Optional optimitization for intensive equals checks:
- First check: if (this == obj) return true;
May also see: this.getClass() == obj.getClass()
- instead of obj instanceof PlayingCard
- This is more restrictive: must be of exactly the same class to be equal

Effect of new equals

  PlayingCard fourC = new PlayingCard(4, PlayingCard.Suit.C);
  PlayingCard fourC2 = new PlayingCard(4, PlayingCard.Suit.C);
  PlayingCard jackH = new PlayingCard(11, PlayingCard.Suit.H);

  // equals
  System.out.println(fourC.equals(fourC));  // true
  System.out.println(fourC.equals(jackH));  // false
  System.out.println(fourC.equals(fourC2)); // true
  
  // as set
  List<PlayingCard> hand = Arrays.asList(fourC, fourC2, jackH);
  Set<PlayingCard> set = new HashSet<PlayingCard>(hand);
  System.out.println(set);  // [4C, JH, 4C]  still the same?
  System.out.println(set.contains(new PlayingCard(4, PlayingCard.Suit.C)); //false !?!

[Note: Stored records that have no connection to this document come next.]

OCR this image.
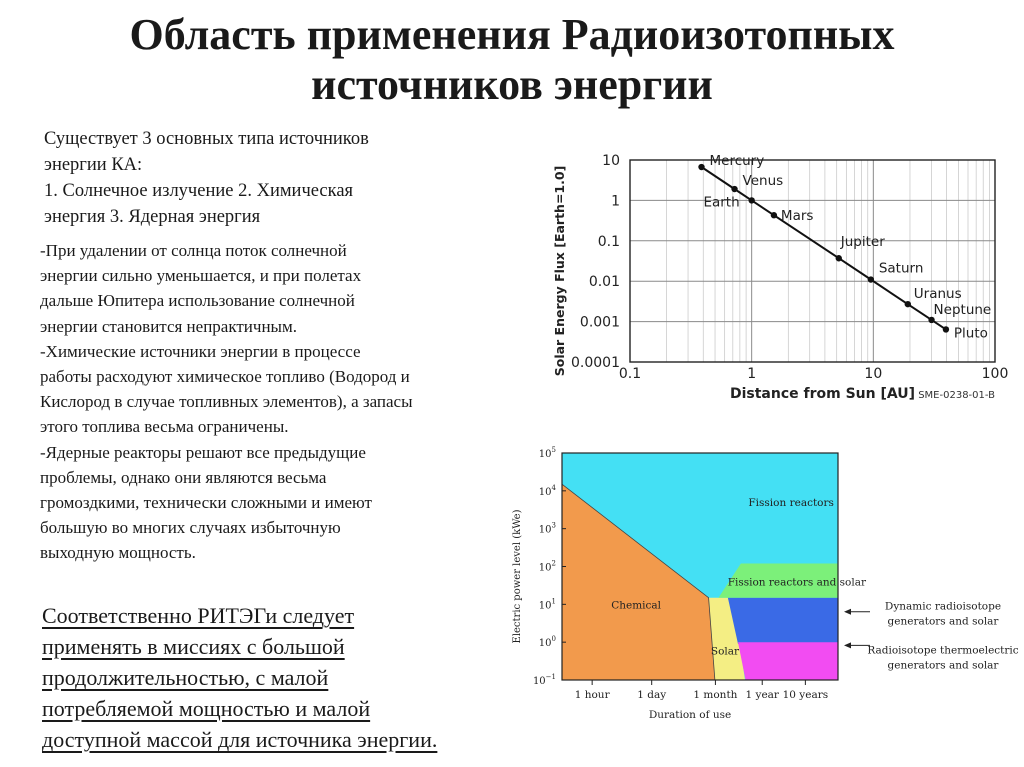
Область применения Радиоизотопных
источников энергии
Существует 3 основных типа источников
энергии КА:
1. Солнечное излучение 2. Химическая
энергия 3. Ядерная энергия
-При удалении от солнца поток солнечной
энергии сильно уменьшается, и при полетах
дальше Юпитера использование солнечной
энергии становится непрактичным.
-Химические источники энергии в процессе
работы расходуют химическое топливо (Водород и
Кислород в случае топливных элементов), а запасы
этого топлива весьма ограничены.
-Ядерные реакторы решают все предыдущие
проблемы, однако они являются весьма
громоздкими, технически сложными и имеют
большую во многих случаях избыточную
выходную мощность.
Соответственно РИТЭГи следует
применять в миссиях с большой
продолжительностью, с малой
потребляемой мощностью и малой
доступной массой для источника энергии.
0.1	1	10	100
10
1
0.1
0.01
0.001
0.0001
Distance from Sun [AU]
Solar Energy Flux [Earth=1.0]
SME-0238-01-B
Mercury
Venus
Earth
Mars
Jupiter
Saturn
Uranus
Neptune
Pluto
Fission reactors
Fission reactors and solar
Chemical
Solar
$10^5$
$10^4$
$10^3$
$10^2$
$10^1$
$10^0$
$10^{-1}$
1 hour	1 day	1 month 1 year 10 years
Duration of use
Electric power level (kWe)	Dynamic radioisotope
generators and solar
Radioisotope thermoelectric
generators and solar
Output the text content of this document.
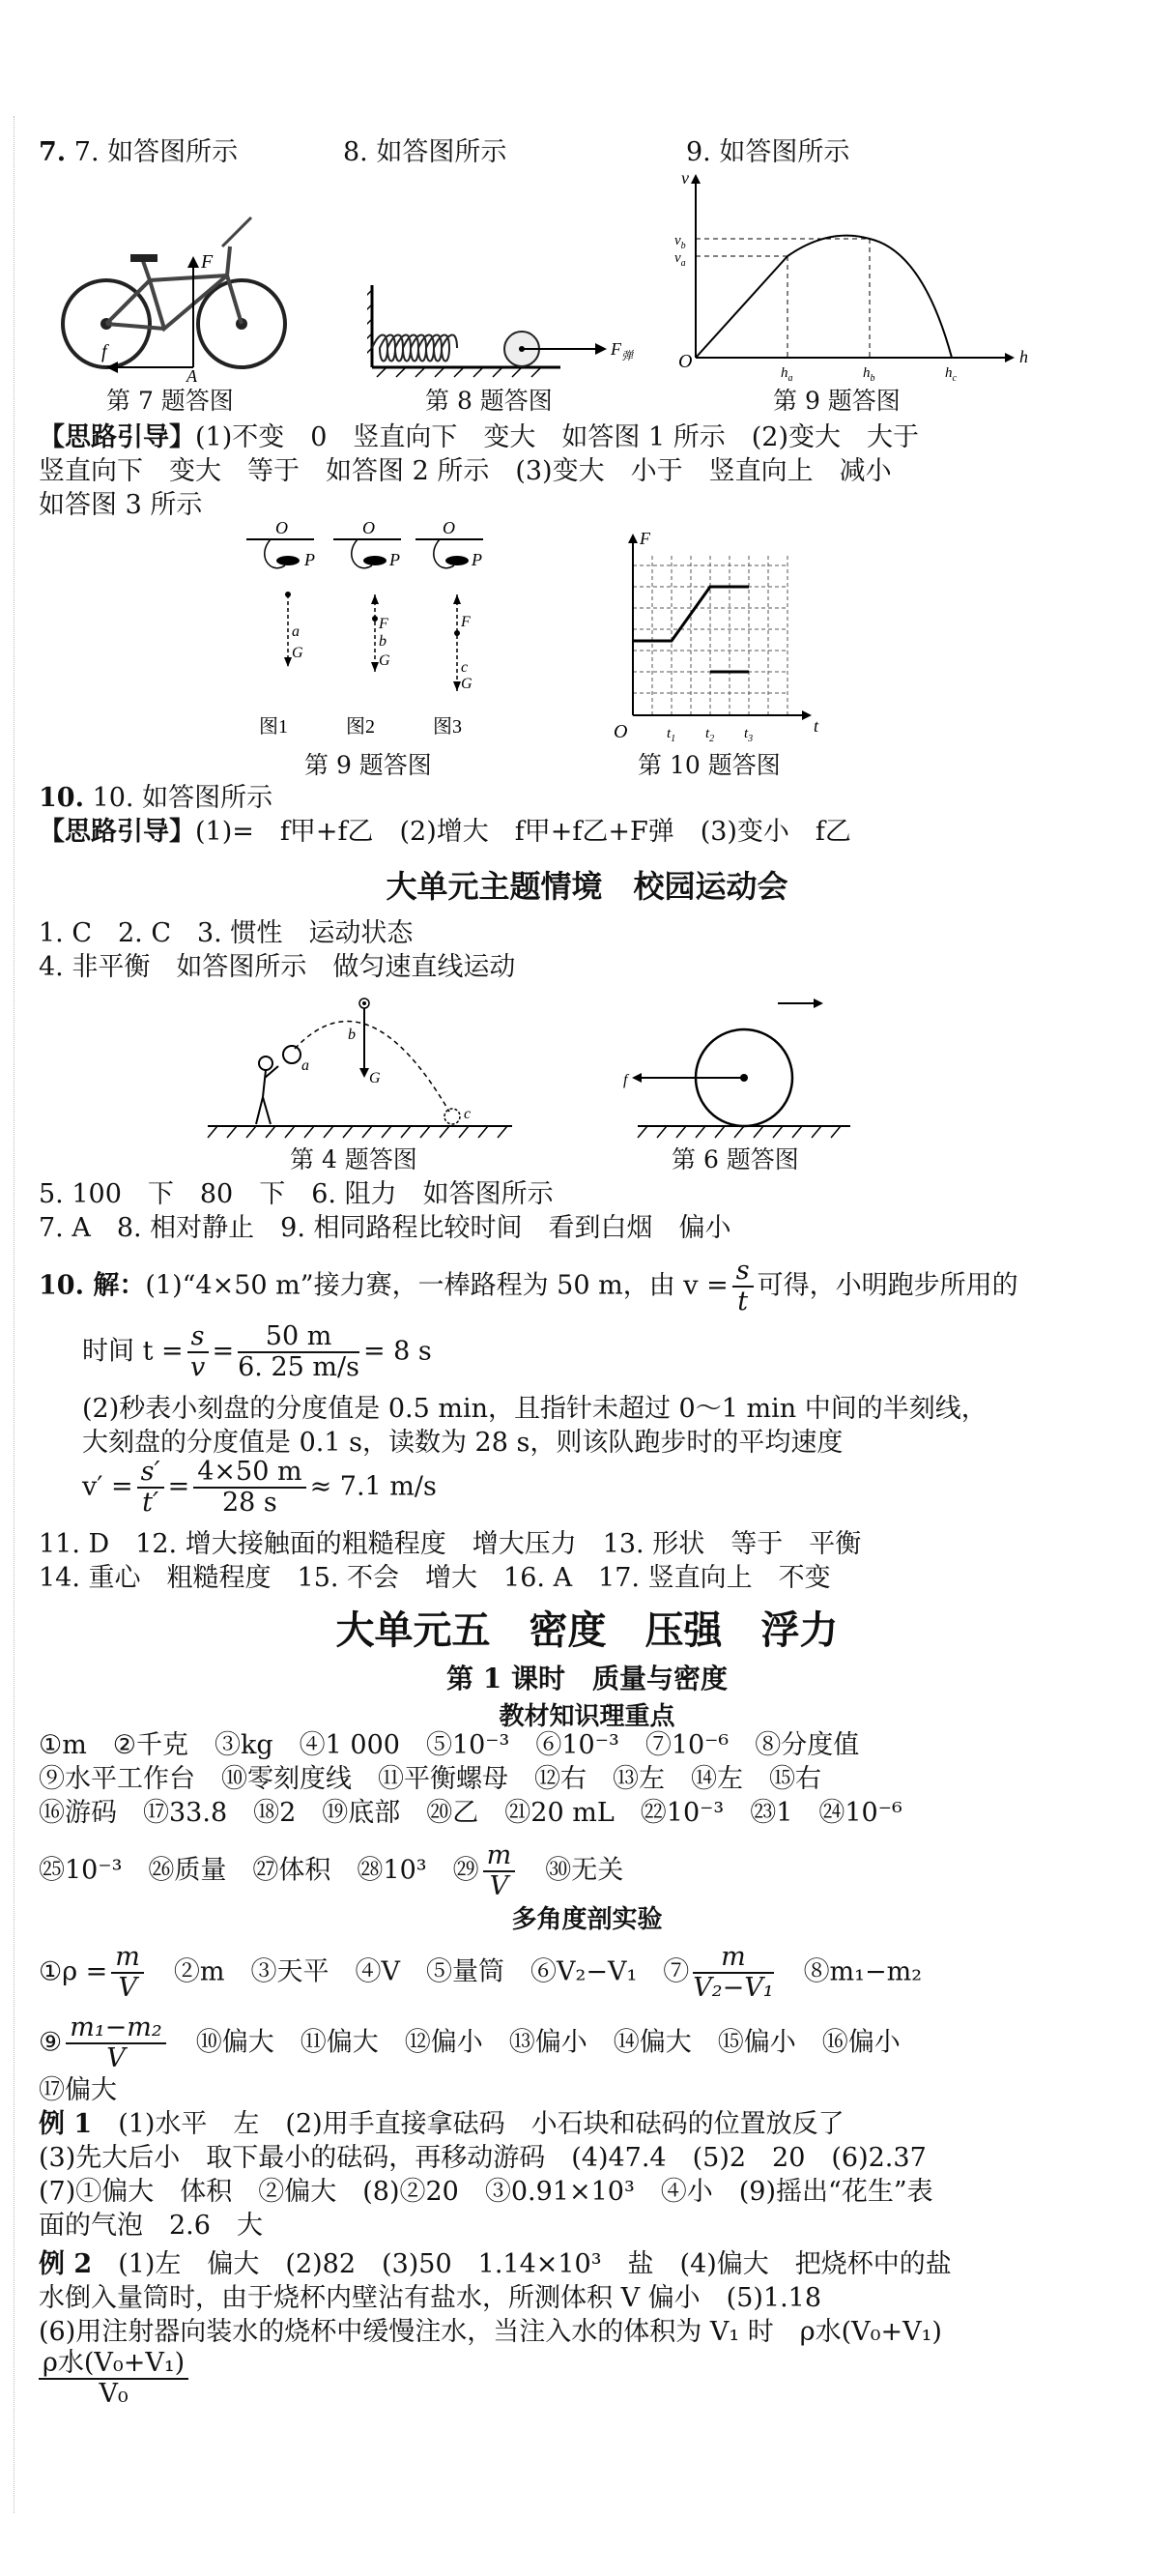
7. 7. 如答图所示	8. 如答图所示	9. 如答图所示
F
f
A
$F_弹$
v
h
O
$v_b$
$v_a$
$h_a$	$h_b$	$h_c$
第 7 题答图	第 8 题答图	第 9 题答图
【思路引导】(1)不变　0　竖直向下　变大　如答图 1 所示　(2)变大　大于
竖直向下　变大　等于　如答图 2 所示　(3)变大　小于　竖直向上　减小
如答图 3 所示
O	O	O
P	P	P
a
G
F
b
G
F
c
G
图1	图2	图3
F
O	t
$t_1$ $t_2$ $t_3$
第 9 题答图	第 10 题答图
10. 10. 如答图所示
【思路引导】(1)=　f甲+f乙　(2)增大　f甲+f乙+F弹　(3)变小　f乙
大单元主题情境　校园运动会
1. C　2. C　3. 惯性　运动状态
4. 非平衡　如答图所示　做匀速直线运动
a
b
G
c
f
第 4 题答图	第 6 题答图
5. 100　下　80　下　6. 阻力　如答图所示
7. A　8. 相对静止　9. 相同路程比较时间　看到白烟　偏小
10. 解：(1)“4×50 m”接力赛，一棒路程为 50 m，由 $v = \frac{s}{t}$ 可得，小明跑步所用的
时间 $t = \frac{s}{v} = \frac{50 m}{6. 25 m/s} = 8$ s
(2)秒表小刻盘的分度值是 0.5 min，且指针未超过 0～1 min 中间的半刻线，
大刻盘的分度值是 0.1 s，读数为 28 s，则该队跑步时的平均速度
$v' = \frac{s'}{t'} = \frac{4\times 50 m}{28 s} \approx 7.1$ m/s
11. D　12. 增大接触面的粗糙程度　增大压力　13. 形状　等于　平衡
14. 重心　粗糙程度　15. 不会　增大　16. A　17. 竖直向上　不变
大单元五　密度　压强　浮力
第 1 课时　质量与密度
教材知识理重点
①m　②千克　③kg　④1 000　⑤10⁻³　⑥10⁻³　⑦10⁻⁶　⑧分度值
⑨水平工作台　⑩零刻度线　⑪平衡螺母　⑫右　⑬左　⑭左　⑮右
⑯游码　⑰33.8　⑱2　⑲底部　⑳乙　㉑20 mL　㉒10⁻³　㉓1　㉔10⁻⁶
㉕10⁻³　㉖质量　㉗体积　㉘10³　㉙ $\frac{m}{V}$
　 ㉚无关
多角度剖实验
①ρ = $\frac{m}{V}$
　 ②m　③天平　④V　⑤量筒　⑥V₂−V₁　⑦ $\frac{m}{\text{V₂−V₁}}$
　 ⑧m₁−m₂
⑨ $\frac{\text{m₁−m₂}}{V}$
　 ⑩偏大　⑪偏大　⑫偏小　⑬偏小　⑭偏大　⑮偏小　⑯偏小
⑰偏大
例 1　 (1)水平　左　(2)用手直接拿砝码　小石块和砝码的位置放反了
(3)先大后小　取下最小的砝码，再移动游码　(4)47.4　(5)2　20　(6)2.37
(7)①偏大　体积　②偏大　(8)②20　③0.91×10³　④小　(9)摇出“花生”表
面的气泡　2.6　大
例 2　 (1)左　偏大　(2)82　(3)50　1.14×10³　盐　(4)偏大　把烧杯中的盐
水倒入量筒时，由于烧杯内壁沾有盐水，所测体积 V 偏小　(5)1.18
(6)用注射器向装水的烧杯中缓慢注水，当注入水的体积为 V₁ 时　ρ水(V₀+V₁)
$\frac{\text{ρ水(V₀+V₁)}}{\text{V₀}}$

Will return to the Set problem in a minute...

More complex equals example

(Example from: Joshua Bloch's book, Effective Java)
class Point (x, y) and subclass Pixel (x, y, color)

want Point and Pixels to be equal if at the same location

  //In Point...
  @Override
  public boolean equals(Object obj) {
    if (obj instanceof Point) {
      Point p = (Point) obj;
      return this.x == p.x && this.y == p.y;
    }
    return false;
  }

  //In Pixel...
  @Override
  public boolean equals(Object obj) {
    if (obj instanceof Pixel) {
      Pixel p = (Pixel) obj;
      return this.x == p.x && this.y == p.y && this.color == p.color;
    }
    return false;
  }

point.equals(point) is fine, and pixel.equals(pixel) is fine
Consider symmetry: point.equals(pixel) == pixel.equals(point)?

Second attempt

  //In Point...
  @Override
  public boolean equals(Object obj) {
    if (obj instanceof Point) {
      Point p = (Point) obj;
      return this.x == p.x && this.y == p.y;
    }
    return false;
  }

  //In Pixel...
  @Override
  public boolean equals(Object obj) {
    if (obj instanceof Point) {
      if (obj instanceof Pixel) {
        Pixel p = (Pixel) obj;
        return this.x == p.x && this.y == p.y && this.color == p.color;
      }else {
        //just a Point, so ignore color
        return super.equals(obj);
      }
    }
    return false;
  }

point.equals(point) is fine, and pixel.equals(pixel) is fine
Consider symmetry: point.equals(pixel) == pixel.equals(point)?
Consider transitivity: (pixel.equals(point) && point.equals(pixel2)) == pixel.equals(pixel2)?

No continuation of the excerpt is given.